Song'e Napule - Festival Internazionale del Film di Roma

I Manetti Bros sono l'anello mancante tra il cinema di genere più insipido e il cinema d'autore. Anzi, vanno oltre la dicotomia: perché si dilettano con i generi, ma sono anche autori. Ed è questo che dà anima al Cinema. I due fratelli spuntano al Festival fuori concorso, con un film che ha attirato fiumi di spettatori, memori di quel piccolo grande capolavoro horror-rap di Zora la Vampira e dei lavori più recenti, come quelli dietro L'Ispettore Coliandro. L'idea da cui partono è semplice. Napoli: la squadra anti-crimine capeggiata dal Commissario Cammarota cerca da anni il latitante Serracane. Si presenta l'occasione di catturarlo durante un matrimonio tra figli di camorristi, celebrato in una sorta di villa bunker. Si decide, così, di infiltrare un poliziotto inesperto ma che sa suonare bene il piano. E, no, il poliziotto-pianista Paco Stillo (Alessandro Roja) non deve eseguire armoniose melodie di musica classica: deve suonare la tastiera a fianco dell'idolo melodico napoletano di turno, il carismatico e un po' tamarro - ma pieno di cuore - Lollo Love (Giampaolo Morelli). Inizia così il "teatro" di Paco Stillo, timido e impacciato, che deve prima infiltrarsi nella band di Lollo Love - con lo pseudonimo atomico di Pino Dinamite - e poi nella villa durante il matrimonio. 

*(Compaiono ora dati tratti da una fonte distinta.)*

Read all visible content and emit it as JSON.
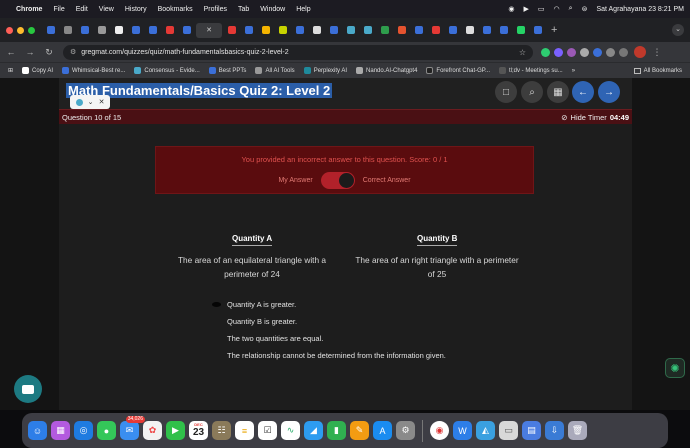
{
  "menubar": {
    "app": "Chrome",
    "menus": [
      "File",
      "Edit",
      "View",
      "History",
      "Bookmarks",
      "Profiles",
      "Tab",
      "Window",
      "Help"
    ],
    "datetime": "Sat Agrahayana 23  8:21 PM"
  },
  "browser": {
    "url": "gregmat.com/quizzes/quiz/math-fundamentalsbasics-quiz-2-level-2",
    "bookmarks": [
      "Copy AI",
      "Whimsical-Best re...",
      "Consensus - Evide...",
      "Best PPTs",
      "All AI Tools",
      "Perplexity AI",
      "Nando.AI-Chatgpt4",
      "Forefront Chat-GP...",
      "tl;dv - Meetings su..."
    ],
    "all_bookmarks": "All Bookmarks"
  },
  "quiz": {
    "title": "Math Fundamentals/Basics Quiz 2: Level 2",
    "question_label": "Question 10 of 15",
    "hide_timer": "Hide Timer",
    "timer": "04:49",
    "feedback": "You provided an incorrect answer to this question. Score: 0 / 1",
    "my_answer": "My Answer",
    "correct_answer": "Correct Answer",
    "quantity_a_label": "Quantity A",
    "quantity_b_label": "Quantity B",
    "quantity_a_text": "The area of an equilateral triangle with a perimeter of 24",
    "quantity_b_text": "The area of an right triangle with a perimeter of 25",
    "choices": [
      "Quantity A is greater.",
      "Quantity B is greater.",
      "The two quantities are equal.",
      "The relationship cannot be determined from the information given."
    ]
  },
  "dock": {
    "mail_badge": "34,026",
    "calendar_day": "23"
  }
}
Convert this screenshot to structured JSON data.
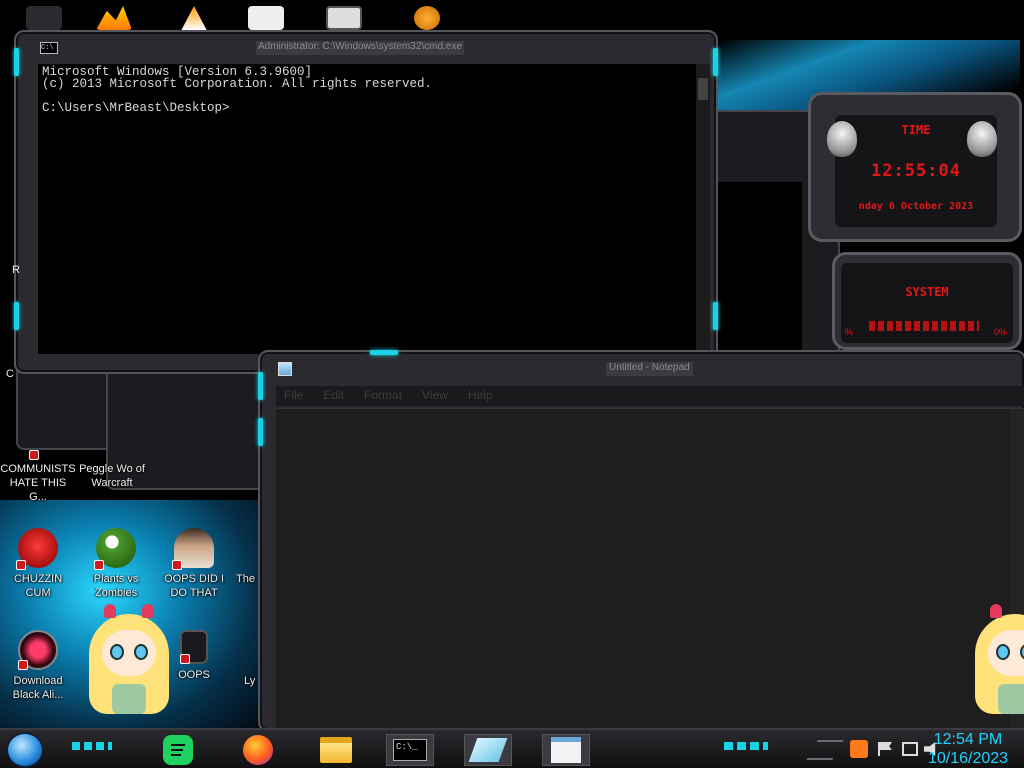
{
  "cmd": {
    "title": "Administrator: C:\\Windows\\system32\\cmd.exe",
    "icon_text": "C:\\",
    "lines": [
      "Microsoft Windows [Version 6.3.9600]",
      "(c) 2013 Microsoft Corporation. All rights reserved.",
      "",
      "C:\\Users\\MrBeast\\Desktop>"
    ]
  },
  "notepad": {
    "title": "Untitled - Notepad",
    "menu": [
      "File",
      "Edit",
      "Format",
      "View",
      "Help"
    ]
  },
  "clock_gadget": {
    "header": "TIME",
    "time": "12:55:04",
    "date": "nday 6 October 2023"
  },
  "sys_gadget": {
    "header": "SYSTEM",
    "left": "%",
    "right": "0%"
  },
  "desktop_icons": [
    {
      "label": "COMMUNISTS HATE THIS G...",
      "icon": "game-icon"
    },
    {
      "label": "Peggle Wo of Warcraft",
      "icon": "peggle-icon"
    },
    {
      "label": "CHUZZIN CUM",
      "icon": "chuzzle-icon"
    },
    {
      "label": "Plants vs Zombies",
      "icon": "plants-vs-zombies-icon"
    },
    {
      "label": "OOPS DID I DO THAT",
      "icon": "portrait-icon"
    },
    {
      "label": "The",
      "icon": "partial-icon"
    },
    {
      "label": "Download Black Ali...",
      "icon": "alienware-icon"
    },
    {
      "label": "OOPS",
      "icon": "monitor-icon"
    },
    {
      "label": "Ly",
      "icon": "partial-icon"
    }
  ],
  "partial_labels": {
    "r": "R",
    "c": "C"
  },
  "taskbar": {
    "time": "12:54 PM",
    "date": "10/16/2023",
    "cmd_glyph": "C:\\_"
  },
  "colors": {
    "accent": "#1ad2e6",
    "clock_red": "#e41616",
    "clock_blue": "#1ed3ff"
  }
}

I Manetti Bros hanno calibrato tutto alla perfezione: sceneggiatura priva di buchi, perfettamente logica e fluida; dialoghi geniali dal ritmo vincente, tanto che la risata scatta sempre nei momenti giusti; le battute comiche non scadono mai nel banale o nel volgare, ma la comicità si mantiene sempre molto elegante. E poi, la scelta del cast: su tutti spiccano Alessandro Roja e quella vera bomba di Giampaolo Morelli. Paco Stillo è forse uno dei migliori personaggi visti nel recente cinema italiano. E non si esagera: è stato costruito da manuale, basti vedere la crescita a cui va incontro e al modo perfettamente credibile in cui cambia - dal poliziottino raccomandato, occhialuto e con i capelli fuori moda, all'infiltrato sempre un po' impacciato, ma poi in grado di adattarsi al ruolo e, grazie ad esso, di crescere, sia come persona che come poliziotto. È come dire: grazie alla finzione si migliora. In questo caso è verissimo. Non è solo il personaggio a crescere, è anche Roja a modificare in modo opportuno la sua interpretazione nel corso del film. L'attore recita soprattutto con gli occhi e questo non è affatto facile. 


Morelli non sbaglia una battuta, un'intonazione, uno sguardo o un gesto. Alla sua prima apparizione come Lollo Love, Giampaolo Morelli appare irriconoscibile: e saper trasformare il proprio aspetto in nome del ruolo da interpretare è quanto di più difficile e apprezzabile ci sia. Anche il resto dei comprimari è di tutto rispetto. Se ne citi uno su tutti: un insospettabile Peppe Servillo non ha nulla da invidiare al fratello Toni.

L'elemento vincente, che rende il film ad un tempo di genere e d'autore, è la capacità di far apparire tutto universale ed esportabile. Napoli non è Napoli e basta. Bella e terribile, solare e malinconica, Napoli è se stessa ma è anche una città qualsiasi, perché ci viene mostrata con uno sguardo intelligente: quello che permette di usare gli stereotipi e allo stesso tempo di scardinarli. In questo modo non si generalizza, i pregiudizi decadono e ogni spettatore, dal milanese al romano al palermitano, riesce ad identificarsi nella città e a vedere in essa qualcosa della propria. 
I Manetti Bros non sbagliano davvero un colpo. Costruiscono un film con evidenti omaggi ai poliziotteschi degli anni Settanta, si dilettano con effetti speciali esagerati e divertenti, costruiscono gli spazi in maniera impeccabile - la scena dell'inseguimento nella villa è davvero ben realizzato - ma, soprattutto, riflettono sul film. I Manetti, in qualche modo, sono autoriflessivi, gestiscono alla perfezione le regole di genere ma, allo stesso tempo, le smontano e ce le mostrano, facendo cadere la quarta parete: e questo è ciò che fanno solo gli Autori con la A maiuscola.